Tidak bisa dimungkiri, saya sampai berharap dalam batin, terangnya hari awet selama kunjungan kami ke Pulau Um. Hari itu, agendanya memang piknik. Opyor Jhener Kalami alias Opi (28), bahkan bersedia membawa banyak peralatan camping dari rumahnya di Malagufuk. Peserta berkemah cukup banyak. Selain Opi, warga Malagufuk lain yang ikut adalah Andy (adik kandung Opi). Adapun pemuda Malaumkarta yang gabung adalah Soraya dan Jackson. Hermanus akan mengantar kami dengan perahunya yang bersandar di pantai tak jauh dari penginapan. Sementara Berto dan Ariss Saa, saudaranya, akan menyusul malam setelah membereskan beberapa keperluan di Kota Sorong.
Lazimnya berekreasi, kami menyiapkan aneka makanan dan minuman sebagai bekal bermalam di pulau. Sudah terbayang suasana khas camping di pantai dengan api unggun, menyeduh kopi panas, membicarakan kehidupan, atau memotret bintang. Kejenakaan Opi dan Andy yang menular membuat saya cukup optimis rencana piknik kami akan baik-baik saja.
Disambut kelelawar, camar, dan hujan besar
Kami baru benar-benar siap berangkat menyeberang ke pulau sekitar pukul 17.00 WIT. Hermanus pergi lebih dulu ke pantai untuk menyiapkan perahunya. Saya dan kawan-kawan yang lain gotong-royong menggotong barang dan bekal konsumsi. Padahal hanya ke pulau saja, tapi bawaannya seperti pindah rumah.
Total ada empat tenda yang dibawa. Saya dan Mauren sama-sama menggendong ransel dan dry bag (tas kedap air), sementara Deta tetap dengan ransel khusus kamera dan lensa andalannya—beratnya bahkan melebihi carrier gunung saya. Dua lembar koba-koba atau tikar tradisional khas Papua yang kami beli di Konda juga ikut terangkut.

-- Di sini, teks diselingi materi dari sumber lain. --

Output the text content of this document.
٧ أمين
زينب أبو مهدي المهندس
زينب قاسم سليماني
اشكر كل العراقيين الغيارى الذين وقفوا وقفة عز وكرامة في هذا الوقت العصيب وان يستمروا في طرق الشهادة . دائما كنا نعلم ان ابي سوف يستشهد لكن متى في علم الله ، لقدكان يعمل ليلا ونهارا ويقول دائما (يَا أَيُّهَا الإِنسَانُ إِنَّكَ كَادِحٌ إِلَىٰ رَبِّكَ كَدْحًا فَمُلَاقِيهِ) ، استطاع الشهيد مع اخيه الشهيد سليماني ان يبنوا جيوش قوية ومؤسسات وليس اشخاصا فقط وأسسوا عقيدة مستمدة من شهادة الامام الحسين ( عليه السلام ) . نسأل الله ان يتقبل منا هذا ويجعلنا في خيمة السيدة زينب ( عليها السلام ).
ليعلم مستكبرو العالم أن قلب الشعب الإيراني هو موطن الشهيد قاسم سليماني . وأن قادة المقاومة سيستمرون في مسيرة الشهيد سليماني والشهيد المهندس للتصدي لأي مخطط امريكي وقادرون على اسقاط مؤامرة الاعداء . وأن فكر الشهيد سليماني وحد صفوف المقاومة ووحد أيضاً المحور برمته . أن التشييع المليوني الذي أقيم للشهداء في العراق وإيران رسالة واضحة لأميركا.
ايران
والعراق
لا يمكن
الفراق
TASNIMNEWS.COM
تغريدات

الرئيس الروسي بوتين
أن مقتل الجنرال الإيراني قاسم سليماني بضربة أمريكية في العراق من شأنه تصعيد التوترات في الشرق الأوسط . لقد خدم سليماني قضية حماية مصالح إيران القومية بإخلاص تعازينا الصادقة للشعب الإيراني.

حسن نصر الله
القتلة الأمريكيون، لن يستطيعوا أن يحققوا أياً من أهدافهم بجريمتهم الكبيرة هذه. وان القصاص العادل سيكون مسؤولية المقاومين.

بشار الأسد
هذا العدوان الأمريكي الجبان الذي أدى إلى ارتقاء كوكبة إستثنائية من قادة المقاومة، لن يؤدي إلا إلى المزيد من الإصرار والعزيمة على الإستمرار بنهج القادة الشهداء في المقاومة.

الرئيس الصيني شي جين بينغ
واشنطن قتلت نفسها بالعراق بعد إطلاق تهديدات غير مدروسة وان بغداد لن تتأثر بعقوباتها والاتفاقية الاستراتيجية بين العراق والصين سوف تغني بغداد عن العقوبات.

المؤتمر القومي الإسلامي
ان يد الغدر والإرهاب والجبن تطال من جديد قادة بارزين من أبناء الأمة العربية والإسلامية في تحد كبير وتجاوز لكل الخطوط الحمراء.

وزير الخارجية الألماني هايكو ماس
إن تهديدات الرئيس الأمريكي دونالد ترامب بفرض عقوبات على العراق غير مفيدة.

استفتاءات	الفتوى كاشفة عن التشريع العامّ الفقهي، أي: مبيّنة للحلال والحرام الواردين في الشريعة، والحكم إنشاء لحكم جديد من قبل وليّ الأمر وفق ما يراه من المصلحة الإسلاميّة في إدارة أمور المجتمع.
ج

Satu per satu barang kami taruh ke perahu fiber biru bertuliskan “Putra Malaway”. Mesin tempel Johnson 15 PK sudah terpasang di buritan. Sembari menunggu giliran naik perahu, saya mendadak khawatir dengan perubahan rona langit. Cerlang rawi siang tadi tidak berbekas. Mega yang semula putih tipis tahu-tahu menggumpal kelabu, tampak melayang dekat sekali dengan permukaan air. Empasan angin mulai menggoyangkan lautan. Seolah paham kondisi cuaca barusan, Hermanus bergegas menyalakan mesin dan melajukan perahu berisikan delapan orang ini ke Pulau Um.
Untungnya, jarak menuju Pulau Um dekat saja. Hermanus mengarahkan laju perahu ke sisi timur pulau. Sebab, di sanalah tempat kami akan berkemah. Lima menit kemudian, perahu merapat ke pantai berpasir putih. Kami bergegas turun dan mengangkut seluruh barang bawaan ke pinggiran batas hutan mini itu.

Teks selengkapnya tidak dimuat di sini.